Clinton has emphasized that the law did not prohibit her from using personal email for official business – and that’s true. But the inspector general notes that State Department rules required her to get permission to use a personal server, and she never complied.

And Clinton has said she turned over all her business-related emails as soon as the State Department asked for them. The inspector general says her submission of documents was “incomplete” and later than the law requires.

On May 28, The Washington Post reported:

Clinton initially sought to downplay the report as old news. “It’s the same story,” she told Univision anchor Maria Elena Salinas. “Just like previous secretaries of state, I used a personal email. Many people did. It was not at all unprecedented.

Except that it was. While other secretaries of state had used personal email addresses, none of them had exclusively done so. And as Helderman and Hamburger noted, the State Department IG report scolded Clinton not only for using the email address exclusively but also for slow-walking the release of those emails to the State Department.

Judicial Watch recently posted a download of an education panel they hosted on March 23 about Hillary Clinton’s emails. Judicial Watch is an organization that has been working toward more transparent government for a number of years. They have held both Republican and Democratic administrations accountable. Their panel included Jason Leopold, an investigative reporter for Vice News, Joe diGenova, attorney and former U.S. attorney, Dan Metcalfe, head of the Collaboration on Government Secrecy for the AU law school; a non-partisan educational project devoted to openness in government, freedom of information, government transparency, and a study of government secrecy in the United States and internationally, Tom Fitton, president of Judicial Watch, and Michael Bekesha, an attorney for Judicial Watch.

The report is twenty-four pages long. Here is one excerpt:

Joe diGenova stated: 

I believe Mrs.
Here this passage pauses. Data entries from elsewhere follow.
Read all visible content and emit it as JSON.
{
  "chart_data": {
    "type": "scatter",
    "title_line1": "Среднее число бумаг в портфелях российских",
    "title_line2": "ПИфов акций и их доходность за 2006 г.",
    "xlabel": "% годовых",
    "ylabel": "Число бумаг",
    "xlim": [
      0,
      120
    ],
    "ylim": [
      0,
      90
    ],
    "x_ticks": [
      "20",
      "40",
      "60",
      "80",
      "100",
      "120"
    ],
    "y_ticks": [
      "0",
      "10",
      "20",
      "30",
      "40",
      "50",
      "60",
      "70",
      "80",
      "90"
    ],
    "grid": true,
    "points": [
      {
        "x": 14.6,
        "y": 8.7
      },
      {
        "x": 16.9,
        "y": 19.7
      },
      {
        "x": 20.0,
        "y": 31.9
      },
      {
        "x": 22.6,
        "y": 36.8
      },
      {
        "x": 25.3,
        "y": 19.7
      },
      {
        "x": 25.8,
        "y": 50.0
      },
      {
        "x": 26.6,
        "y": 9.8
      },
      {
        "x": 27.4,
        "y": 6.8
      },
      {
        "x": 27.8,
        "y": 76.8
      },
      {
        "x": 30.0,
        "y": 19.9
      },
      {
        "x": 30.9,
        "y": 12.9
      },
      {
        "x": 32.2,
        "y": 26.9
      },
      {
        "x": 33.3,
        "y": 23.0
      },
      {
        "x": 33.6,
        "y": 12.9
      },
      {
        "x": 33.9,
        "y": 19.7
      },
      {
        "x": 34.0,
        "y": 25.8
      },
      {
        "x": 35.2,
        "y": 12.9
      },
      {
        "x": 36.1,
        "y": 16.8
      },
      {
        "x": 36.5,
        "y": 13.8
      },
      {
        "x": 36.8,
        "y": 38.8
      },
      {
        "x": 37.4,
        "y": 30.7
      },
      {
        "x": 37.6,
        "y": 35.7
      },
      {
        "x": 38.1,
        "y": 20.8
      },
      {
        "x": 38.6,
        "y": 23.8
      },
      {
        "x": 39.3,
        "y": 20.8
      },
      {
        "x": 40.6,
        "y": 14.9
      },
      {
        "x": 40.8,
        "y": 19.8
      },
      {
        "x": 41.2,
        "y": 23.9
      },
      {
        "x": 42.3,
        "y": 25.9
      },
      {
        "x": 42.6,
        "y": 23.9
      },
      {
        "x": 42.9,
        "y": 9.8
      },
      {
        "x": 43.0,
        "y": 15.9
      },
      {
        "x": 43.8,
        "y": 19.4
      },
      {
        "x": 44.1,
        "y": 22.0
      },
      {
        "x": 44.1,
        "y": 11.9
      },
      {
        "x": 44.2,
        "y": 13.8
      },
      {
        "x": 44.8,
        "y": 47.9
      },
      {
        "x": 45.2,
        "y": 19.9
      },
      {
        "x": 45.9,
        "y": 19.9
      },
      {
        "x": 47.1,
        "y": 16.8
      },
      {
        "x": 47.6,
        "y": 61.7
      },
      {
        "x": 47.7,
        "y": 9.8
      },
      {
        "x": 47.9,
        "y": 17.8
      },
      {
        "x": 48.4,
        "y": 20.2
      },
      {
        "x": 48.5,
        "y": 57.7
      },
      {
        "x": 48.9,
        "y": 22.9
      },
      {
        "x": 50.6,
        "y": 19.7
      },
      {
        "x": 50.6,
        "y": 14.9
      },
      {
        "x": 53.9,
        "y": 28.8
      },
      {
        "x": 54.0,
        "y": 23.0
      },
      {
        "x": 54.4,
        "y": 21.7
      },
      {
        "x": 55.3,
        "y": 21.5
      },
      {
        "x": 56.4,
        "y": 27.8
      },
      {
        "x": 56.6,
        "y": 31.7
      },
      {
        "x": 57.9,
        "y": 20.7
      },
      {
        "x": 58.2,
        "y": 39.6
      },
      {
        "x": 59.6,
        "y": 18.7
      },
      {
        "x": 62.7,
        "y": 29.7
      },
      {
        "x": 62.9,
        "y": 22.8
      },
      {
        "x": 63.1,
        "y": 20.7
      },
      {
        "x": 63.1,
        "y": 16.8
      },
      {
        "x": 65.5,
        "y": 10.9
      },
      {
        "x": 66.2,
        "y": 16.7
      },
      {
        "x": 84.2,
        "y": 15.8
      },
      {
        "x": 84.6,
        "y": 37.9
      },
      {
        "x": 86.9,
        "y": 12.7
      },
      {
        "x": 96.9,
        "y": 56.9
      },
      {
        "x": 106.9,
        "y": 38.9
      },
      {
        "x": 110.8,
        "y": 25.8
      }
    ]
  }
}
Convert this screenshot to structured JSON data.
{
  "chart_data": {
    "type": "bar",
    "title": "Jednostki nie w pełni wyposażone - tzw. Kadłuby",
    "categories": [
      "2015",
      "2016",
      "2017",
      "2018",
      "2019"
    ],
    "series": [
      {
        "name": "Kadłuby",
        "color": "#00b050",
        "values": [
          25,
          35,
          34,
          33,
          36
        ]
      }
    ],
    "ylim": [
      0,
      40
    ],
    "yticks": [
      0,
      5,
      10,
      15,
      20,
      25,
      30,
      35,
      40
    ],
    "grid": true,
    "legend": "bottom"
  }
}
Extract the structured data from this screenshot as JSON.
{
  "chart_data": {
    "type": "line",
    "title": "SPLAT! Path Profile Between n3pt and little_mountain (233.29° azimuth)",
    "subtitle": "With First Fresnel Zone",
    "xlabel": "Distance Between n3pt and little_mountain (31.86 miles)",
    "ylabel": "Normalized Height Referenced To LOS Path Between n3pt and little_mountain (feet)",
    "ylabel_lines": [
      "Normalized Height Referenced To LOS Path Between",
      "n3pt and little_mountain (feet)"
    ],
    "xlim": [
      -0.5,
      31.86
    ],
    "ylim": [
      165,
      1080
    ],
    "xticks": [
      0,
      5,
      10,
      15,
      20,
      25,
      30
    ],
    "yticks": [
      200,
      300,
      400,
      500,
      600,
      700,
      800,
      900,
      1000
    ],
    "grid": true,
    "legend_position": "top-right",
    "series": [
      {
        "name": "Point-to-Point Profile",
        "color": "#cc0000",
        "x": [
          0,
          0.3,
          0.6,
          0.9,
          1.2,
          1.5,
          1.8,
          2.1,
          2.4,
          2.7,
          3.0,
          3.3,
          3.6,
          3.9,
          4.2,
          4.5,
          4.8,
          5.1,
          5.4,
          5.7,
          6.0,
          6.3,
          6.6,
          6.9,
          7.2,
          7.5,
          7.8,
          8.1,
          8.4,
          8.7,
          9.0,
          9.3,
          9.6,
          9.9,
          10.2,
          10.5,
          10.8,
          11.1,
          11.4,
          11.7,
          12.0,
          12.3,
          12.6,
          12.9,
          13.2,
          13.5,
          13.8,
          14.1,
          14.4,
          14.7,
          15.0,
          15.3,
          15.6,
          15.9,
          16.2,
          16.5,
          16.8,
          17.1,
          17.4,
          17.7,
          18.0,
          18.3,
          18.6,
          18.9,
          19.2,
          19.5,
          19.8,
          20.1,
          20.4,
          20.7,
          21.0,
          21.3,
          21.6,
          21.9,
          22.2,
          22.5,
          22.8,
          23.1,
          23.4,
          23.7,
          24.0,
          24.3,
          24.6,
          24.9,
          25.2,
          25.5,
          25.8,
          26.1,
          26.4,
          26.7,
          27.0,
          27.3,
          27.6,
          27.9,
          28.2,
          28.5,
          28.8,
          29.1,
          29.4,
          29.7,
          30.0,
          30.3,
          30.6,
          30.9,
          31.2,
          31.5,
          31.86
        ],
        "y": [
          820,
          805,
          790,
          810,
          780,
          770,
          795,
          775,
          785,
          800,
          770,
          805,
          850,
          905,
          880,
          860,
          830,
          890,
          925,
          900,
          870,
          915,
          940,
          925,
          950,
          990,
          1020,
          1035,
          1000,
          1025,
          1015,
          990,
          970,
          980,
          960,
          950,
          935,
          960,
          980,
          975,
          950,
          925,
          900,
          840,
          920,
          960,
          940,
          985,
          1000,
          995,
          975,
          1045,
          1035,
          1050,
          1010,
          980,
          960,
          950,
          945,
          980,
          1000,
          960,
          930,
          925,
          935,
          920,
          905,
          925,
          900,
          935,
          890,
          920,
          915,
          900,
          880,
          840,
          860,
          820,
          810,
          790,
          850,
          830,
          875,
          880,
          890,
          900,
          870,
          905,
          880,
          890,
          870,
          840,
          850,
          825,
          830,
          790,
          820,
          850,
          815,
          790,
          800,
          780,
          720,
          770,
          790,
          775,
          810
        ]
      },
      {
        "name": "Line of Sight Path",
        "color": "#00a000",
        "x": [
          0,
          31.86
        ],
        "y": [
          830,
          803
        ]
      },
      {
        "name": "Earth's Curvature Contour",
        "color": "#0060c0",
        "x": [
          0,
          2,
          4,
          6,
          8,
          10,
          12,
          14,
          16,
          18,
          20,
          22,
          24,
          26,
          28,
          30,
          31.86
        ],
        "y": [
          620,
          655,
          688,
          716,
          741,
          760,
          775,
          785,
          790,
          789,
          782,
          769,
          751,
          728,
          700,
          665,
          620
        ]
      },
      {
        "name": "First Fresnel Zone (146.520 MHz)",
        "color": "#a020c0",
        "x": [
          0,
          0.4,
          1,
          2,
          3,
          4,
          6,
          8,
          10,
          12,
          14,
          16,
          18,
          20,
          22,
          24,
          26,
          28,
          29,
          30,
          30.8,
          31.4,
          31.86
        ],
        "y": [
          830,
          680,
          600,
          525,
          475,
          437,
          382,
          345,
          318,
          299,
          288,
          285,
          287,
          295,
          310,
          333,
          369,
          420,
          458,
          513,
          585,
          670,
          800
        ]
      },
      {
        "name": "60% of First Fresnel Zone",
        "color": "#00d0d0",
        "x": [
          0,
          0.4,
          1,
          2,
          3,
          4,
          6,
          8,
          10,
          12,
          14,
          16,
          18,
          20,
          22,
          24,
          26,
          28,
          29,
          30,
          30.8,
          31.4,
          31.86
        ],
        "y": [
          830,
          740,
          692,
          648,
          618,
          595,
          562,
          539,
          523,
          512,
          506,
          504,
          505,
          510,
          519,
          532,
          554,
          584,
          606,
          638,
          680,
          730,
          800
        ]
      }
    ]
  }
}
Clinton decided from the beginning of her tenure as a constitutional officer — she is a constitutional officer — that she would procure a server with the assistance of the State Department, including having them install it in her home in Chappaqua. When she did that, Chappaqua became the State Department. Those records were in fact in the possession of the United States government at that point. I am going to be fascinated by the argument she is going to make that they were not. She moved the secretary’s office from Foggy Bottom to Chappaqua. There is simply no disputing that. She made a decision that her business would be conducted on that server. That was her decision. It wasn’t anybody else’s decision. When she did that, she transferred federal records into that house and into that server. They may very well argue whatever they want to argue about it, but I think they are going to have a really tough time convincing anybody those were not government records from day one in her possession in that place. What is crucial, is that nobody knows what she ordered deleted. Her representations are irrelevant. They mean nothing. They are of limited evidentiary value, given the scheme that was worked out here to deny access and to deny information.

It does matter that Mrs. Clinton used a private server. The server was not encrypted, and many people who understand computers have stated that it would have been very easy to hack into that server. On May 25th, NBC News reported that Guccifer, a known hacker, claimed that he had broken into Mrs. Clinton’s server. That has not yet been proven, so we will wait for further news.

If you check the sources on this story, you will see that this is not simply the right-wing press reporting on Hillary Clinton’s emails. There is a genuine problem here, and the truth matters. This story shouldn’t be about the election, but because Mrs. Clinton is running for President, it seems to be that way. The story is actually about whether or not all Americans are treated equally under the law. Whether or not that is true remains to be seen.